If you have a cold, you can avoid spreading the illness to others by staying home from work or school. Wash your hands after touching your mouth, eyes, or nose. When you need to cough or sneeze, use a tissue to cover your mouth and nose and wash your hands.
Children tend to have colds more often than adults. Protect your children by encouraging them to wash their hands frequently and keep them away from sick people.
Diagnosis and tests
If you visit a doctor with symptoms of rhinovirus infection, your doctor will likely not do any tests. Instead, you will be diagnosed with a cold based on your symptoms.
Doctors can diagnose rhinovirus by taking a swab from the nose and growing the virus in cells in a laboratory. However, this test often takes several days, at which point you may feel better.
Suppose you have a fragile immune system, for example. In the case of HIV or taking immunosuppressive medications, doctors may use the swab to do a faster test called a polymerase chain reaction (PCR) test.
This test can detect rhinovirus quickly. However, it is not necessary for people with healthy immune systems.
Sometimes the symptoms of rhinoviruses are similar to bacterial throat infections. Your doctor may take a swab from your throat to check for strep, which can be treated with antibiotics, drugs that are not helpful against rhinovirus.
Treatment, procedures, and medications
There are no treatments or medications that can cure rhinovirus. Antibiotics are ineffective against viruses. The best thing to do if you have a cold is rest and allow your immune system to fight the rhinovirus.
Many over-the-counter medications can reduce the symptoms caused by rhinovirus.
- Nasal decongestants unclog a stuffy nose, making it easier for you to breathe.
- Cough suppressants help reduce coughing.
- Expectorants loosen the mucus in your lungs and airways so you can cough.
- The antihistamines treat runny nose and sneezing.
- Acetaminophen reduces fever and pain.
Most cold medicines are available without a prescription.
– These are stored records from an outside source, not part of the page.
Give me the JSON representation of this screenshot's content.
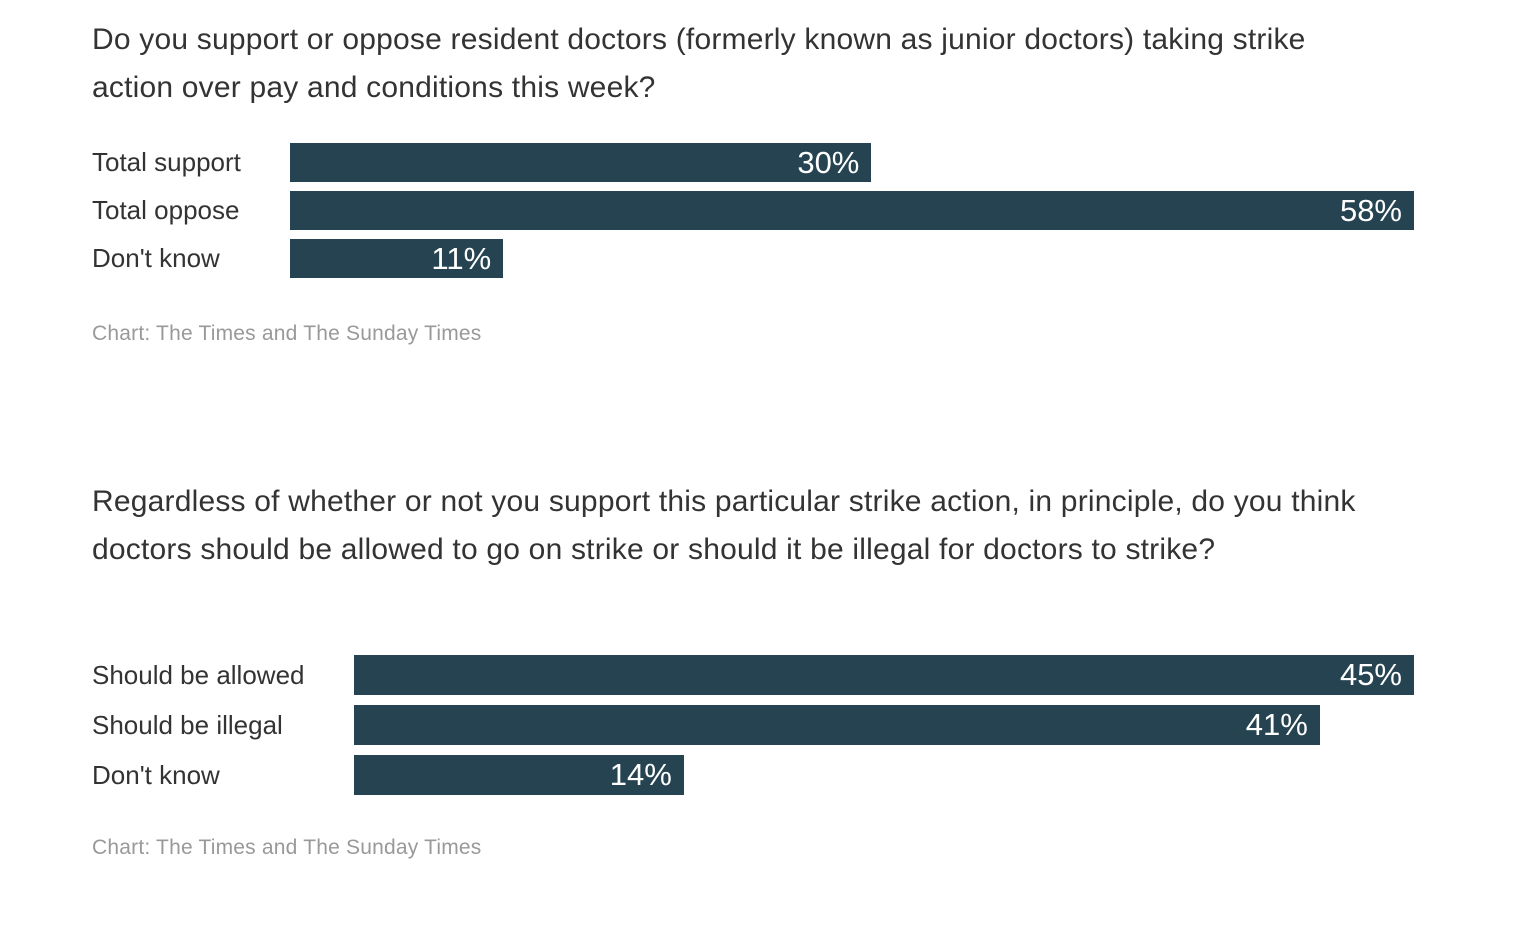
{
  "colors": {
    "background": "#ffffff",
    "title_text": "#333333",
    "category_text": "#333333",
    "caption_text": "#999999",
    "bar": "#254350",
    "bar_value_text": "#ffffff"
  },
  "chart_data": [
    {
      "type": "bar",
      "orientation": "horizontal",
      "title": "Do you support or oppose resident doctors (formerly known as junior doctors) taking strike action over pay and conditions this week?",
      "categories": [
        "Total support",
        "Total oppose",
        "Don't know"
      ],
      "values": [
        30,
        58,
        11
      ],
      "value_labels": [
        "30%",
        "58%",
        "11%"
      ],
      "value_suffix": "%",
      "xlim": [
        0,
        58
      ],
      "grid": false,
      "axes_shown": false,
      "legend": "none",
      "bar_color": "#254350",
      "value_label_position": "inside-end",
      "caption": "Chart: The Times and The Sunday Times"
    },
    {
      "type": "bar",
      "orientation": "horizontal",
      "title": "Regardless of whether or not you support this particular strike action, in principle, do you think doctors should be allowed to go on strike or should it be illegal for doctors to strike?",
      "categories": [
        "Should be allowed",
        "Should be illegal",
        "Don't know"
      ],
      "values": [
        45,
        41,
        14
      ],
      "value_labels": [
        "45%",
        "41%",
        "14%"
      ],
      "value_suffix": "%",
      "xlim": [
        0,
        45
      ],
      "grid": false,
      "axes_shown": false,
      "legend": "none",
      "bar_color": "#254350",
      "value_label_position": "inside-end",
      "caption": "Chart: The Times and The Sunday Times"
    }
  ]
}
However, some are designed for adults and are not suitable for children. Ask your pharmacist for advice on the proper medication for you and your family.
Tips for a healthy lifestyle
Rest is the key to getting over a cold quickly. Try to get as much sleep as possible. Over-the-counter medicine can help you sleep if a cough or other symptoms keep you awake. Drink plenty of fluids to prevent dehydration.
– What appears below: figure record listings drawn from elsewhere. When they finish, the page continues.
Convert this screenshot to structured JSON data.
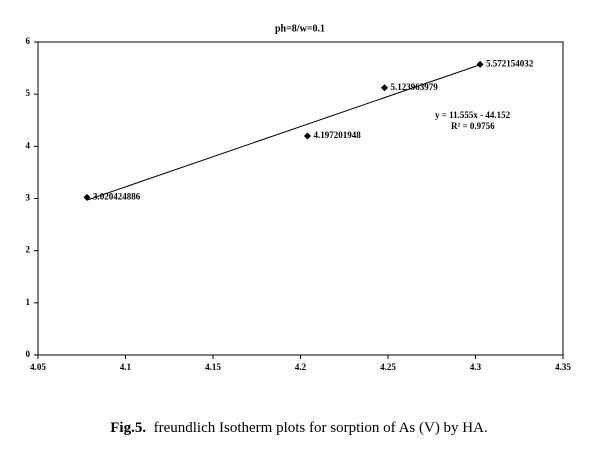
{
  "chart_data": {
    "type": "scatter",
    "title": "ph=8/w=0.1",
    "x": [
      4.078,
      4.204,
      4.248,
      4.3026
    ],
    "values": [
      3.020424886,
      4.197201948,
      5.123963979,
      5.572154032
    ],
    "color": "#000000",
    "xlim": [
      4.05,
      4.35
    ],
    "xticks": [
      4.05,
      4.1,
      4.15,
      4.2,
      4.25,
      4.3,
      4.35
    ],
    "ylim": [
      0,
      6
    ],
    "yticks": [
      0,
      1,
      2,
      3,
      4,
      5,
      6
    ],
    "grid": false,
    "trendline": {
      "slope": 11.555,
      "intercept": -44.152,
      "equation": "y = 11.555x - 44.152",
      "r2": "R² = 0.9756"
    }
  },
  "caption": {
    "label": "Fig.5.",
    "text": "freundlich Isotherm plots for sorption of As (V) by HA."
  }
}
If your nose is blocked, it may help to fill a bowl with hot water and breathe in the steam. The steam can soften the mucus in your nose and sinuses, allowing you to breathe more easily.
Food and nutrition-based approaches to prevention and management
There is some evidence that vitamin C can help prevent colds or reduce the duration of symptoms.
A review of complementary approaches to preventing colds concluded that taking 1 g of vitamin C every day could reduce cold symptoms in a day or two. Vitamin C is generally safe for everyone, although taking more than 10g could cause diarrhea.
Ask your doctor or pharmacist about vitamin C supplements to determine if they are right for you.
Vitamin C is found naturally in many fruits and vegetables, especially citrus fruits and tomatoes. Eating a diet that includes lots of vegetables and fruits is an excellent way to ensure your body has all the necessary nutrients for a healthy immune system.
What kind of doctors do you see?
If your rhinovirus symptoms are mild, you may not need to see a doctor. Staying home, resting, and drinking lots of fluids will probably help you feel better.
See your GP or primary care provider if you still have symptoms after ten days or very severe symptoms, such as a fever over 100.4 F.
Babies younger than three months should always see a doctor when they have a fever. You can take your child to see their GP or pediatrician.
Illnesses caused by rhinoviruses are usually mild and do not need medical treatment.